SEOUL, Mar. 27 (Korea Bizwire) — As the South Korean market for renting services and the number of online marketplaces continue to grow, big shifts in consumer culture are taking place, with consumers now averse to paying the full price for new products, and instead preferring to rent or opt for used goods.
A monthly average of 5,800 consumers used online marketplaces last year, nearly four times more users than the previous year’s 1,500, a new report released last Saturday by the Shinhan Trend Research and Institute found.
The report also revealed the amount of money consumers spent amounted to an average of 14.4 billion won (12.9 million dollars) per month last year, an almost 500 percent jump from 3.1 billion won in 2015.
Rental and sharing services are also proving popular. Last year alone, clothes and toy sharing websites saw a great increase in demand. LEGO rental services saw their customer base more than double (238 percent increase) while rental services for clothes and household goods enjoyed increases in popularity of 52 percent and 47 percent respectively.
As more people turn to rental services to save money, the public perception of renting is also changing.
Full-time homemaker Park, 35, from Gangdong District, used to dread walking past the toy aisle at supermarkets as her 8-year-old son would beg her to buy a new toy every single time – until she found out about a LEGO rental service.

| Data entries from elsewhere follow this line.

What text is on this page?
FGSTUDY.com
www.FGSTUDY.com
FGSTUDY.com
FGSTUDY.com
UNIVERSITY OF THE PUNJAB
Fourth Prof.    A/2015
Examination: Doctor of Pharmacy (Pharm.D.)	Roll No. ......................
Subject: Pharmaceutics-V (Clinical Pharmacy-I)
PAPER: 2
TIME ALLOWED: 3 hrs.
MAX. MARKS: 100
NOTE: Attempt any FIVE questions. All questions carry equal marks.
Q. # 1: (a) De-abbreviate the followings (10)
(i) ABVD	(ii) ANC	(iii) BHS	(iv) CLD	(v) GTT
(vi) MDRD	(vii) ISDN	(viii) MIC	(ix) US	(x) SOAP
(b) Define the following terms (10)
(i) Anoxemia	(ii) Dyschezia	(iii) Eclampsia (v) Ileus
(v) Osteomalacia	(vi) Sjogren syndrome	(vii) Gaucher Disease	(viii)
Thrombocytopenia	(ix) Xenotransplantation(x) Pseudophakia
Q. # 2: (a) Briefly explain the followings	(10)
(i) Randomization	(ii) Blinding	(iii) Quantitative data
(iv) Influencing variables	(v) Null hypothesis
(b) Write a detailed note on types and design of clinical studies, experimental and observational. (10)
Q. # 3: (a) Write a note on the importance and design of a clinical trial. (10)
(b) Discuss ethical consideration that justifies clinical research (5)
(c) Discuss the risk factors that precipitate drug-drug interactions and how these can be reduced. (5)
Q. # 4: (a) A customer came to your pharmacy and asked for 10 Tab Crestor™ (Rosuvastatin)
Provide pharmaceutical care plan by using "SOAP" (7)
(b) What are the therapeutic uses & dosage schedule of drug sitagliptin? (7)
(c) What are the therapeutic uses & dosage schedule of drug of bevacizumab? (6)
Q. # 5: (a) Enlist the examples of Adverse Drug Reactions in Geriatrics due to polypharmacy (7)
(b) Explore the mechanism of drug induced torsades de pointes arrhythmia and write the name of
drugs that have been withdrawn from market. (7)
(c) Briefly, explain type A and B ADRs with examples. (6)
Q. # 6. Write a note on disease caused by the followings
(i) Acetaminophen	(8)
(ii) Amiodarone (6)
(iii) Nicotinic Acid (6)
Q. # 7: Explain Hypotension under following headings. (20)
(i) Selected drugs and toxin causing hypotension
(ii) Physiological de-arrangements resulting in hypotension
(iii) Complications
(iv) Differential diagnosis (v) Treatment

“Usually my son gets tired of his new toys once he has played with them a couple of times, but with the service, we can rent as often as we want and it’s cheaper,” said Park.
Park says she often uses the renting service as the price for new products is quite high and the service allows her to save money.
On social media, the keyword “sharing” (‘gongyu’ in Korean) was mentioned more than 6 million times in 2016, while ‘renting’ was mentioned 2.5 million times. Other related keywords such as Airbnb, share house, parking lot, office or car were used along with the keyword ‘renting’.
With ‘sharing,’ keywords like strollers, clothes, studio, toys and hanbok were common.
“Financial pressure, lack of space, and ever changing trends are all contributing to the growing popularity of sharing and renting services,” said an official from Shinhan Card.
“More businesses will move their focus to (sharing and renting) services, away from selling products for possession.”